‘I don’t want to be known,’ Louis said, into a silence that was all at once cavernous. ‘I don’t want anyone to know me.’
He spoke in a slow, slightly hypnotic monotone, hunched in his chair so that his straggling hair fell forward over his face and his stubbled chin was almost resting on his chest.
When he wrote his book, he said, what he desired was to express himself in a way that was free of shame. One source of that shame was other people’s knowledge of him: yet what they knew was not the truth. The truth, he realised, was something he assiduously hid from others. When he wrote his book it was this desire to be free of shame that drove him on. He wrote it in the belief that he was addressing someone who didn’t know him at all, and who therefore he didn’t have to be embarrassed in front of. That person was effectively himself.
There was another reason, he said, that he was put on a platform next to Julian so often, and that was that both their books were categorised as autobiographical. That made things easy for the people who had to organise events like this one. But in fact his and Julian’s books had nothing in common at all. They might almost be described as functioning through mutually oppositional principles.
‘The other day,’ he said, ‘I was sitting in my study staring out into the garden and I suddenly saw my cat, Mino, on the lawn. Mino had a bird pinned to the grass between his paws. The bird struggled and flapped while Mino watched it interestedly. Mino was enjoying his power and anticipating the moment when he would fulfil it by biting the bird’s head off. At that moment there was a sudden noise, some sort of bang or report from the road, and Mino looked up, distracted. The bird seized its opportunity and struggled free and flew away.’
It had surprised Louis that the bird was so resourceful. But it had to be admitted that Mino was getting old: in his younger days as a hunter he would never have allowed his paws to loosen their grip even while his mind was off its guard. Also, Louis could have saved the bird himself by standing up, opening the door and shooing Mino away. He had been thinking, in that moment, about success, and about the fact that the book he had written in the filthy and oppressive basement studio that used to be his workplace had through its worldwide sales transported him here, to this large and pleasant room in the pleasant home he now owned with a view of his beautiful gardens.
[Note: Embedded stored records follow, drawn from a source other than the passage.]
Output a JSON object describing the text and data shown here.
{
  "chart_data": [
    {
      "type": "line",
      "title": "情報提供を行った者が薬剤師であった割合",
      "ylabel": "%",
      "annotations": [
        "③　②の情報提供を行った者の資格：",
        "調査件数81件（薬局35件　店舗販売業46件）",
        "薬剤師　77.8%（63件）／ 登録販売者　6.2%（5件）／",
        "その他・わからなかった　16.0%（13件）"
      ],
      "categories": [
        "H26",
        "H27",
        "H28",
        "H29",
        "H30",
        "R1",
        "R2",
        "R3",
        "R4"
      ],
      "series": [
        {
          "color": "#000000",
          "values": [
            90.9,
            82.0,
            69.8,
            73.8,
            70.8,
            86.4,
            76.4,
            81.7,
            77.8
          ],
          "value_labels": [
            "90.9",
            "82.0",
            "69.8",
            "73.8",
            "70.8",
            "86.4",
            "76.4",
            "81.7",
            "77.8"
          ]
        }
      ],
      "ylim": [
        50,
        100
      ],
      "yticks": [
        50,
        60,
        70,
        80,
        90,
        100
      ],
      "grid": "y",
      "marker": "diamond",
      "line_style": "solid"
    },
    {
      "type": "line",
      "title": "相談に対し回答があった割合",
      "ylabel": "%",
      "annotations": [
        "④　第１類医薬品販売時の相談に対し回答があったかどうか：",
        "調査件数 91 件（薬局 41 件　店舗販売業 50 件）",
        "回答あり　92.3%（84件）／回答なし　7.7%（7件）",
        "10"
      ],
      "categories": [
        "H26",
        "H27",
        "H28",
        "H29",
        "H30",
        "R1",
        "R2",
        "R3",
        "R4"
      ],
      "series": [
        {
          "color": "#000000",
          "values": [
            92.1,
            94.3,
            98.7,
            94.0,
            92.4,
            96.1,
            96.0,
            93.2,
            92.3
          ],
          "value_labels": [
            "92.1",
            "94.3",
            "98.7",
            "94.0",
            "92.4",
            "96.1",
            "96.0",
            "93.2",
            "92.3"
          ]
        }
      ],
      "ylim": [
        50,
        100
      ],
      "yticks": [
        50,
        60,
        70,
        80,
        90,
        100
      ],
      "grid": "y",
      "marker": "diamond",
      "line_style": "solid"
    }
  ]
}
He had also bought several new items of furniture with his money, including the Mies van der Rohe chair in which he had at that moment been sitting. He could feel the soft leather beneath his thighs; his nostrils were full of its rich, luxurious smell. These sensations were still quite alien to him, yet he was aware that they were causing a new part of him, a new self, to grow. He had no associations with them but those associations were being created right now, while he sat there: he was actively and by small degrees becoming distanced from the person he had been, while becoming by the same small degrees someone new.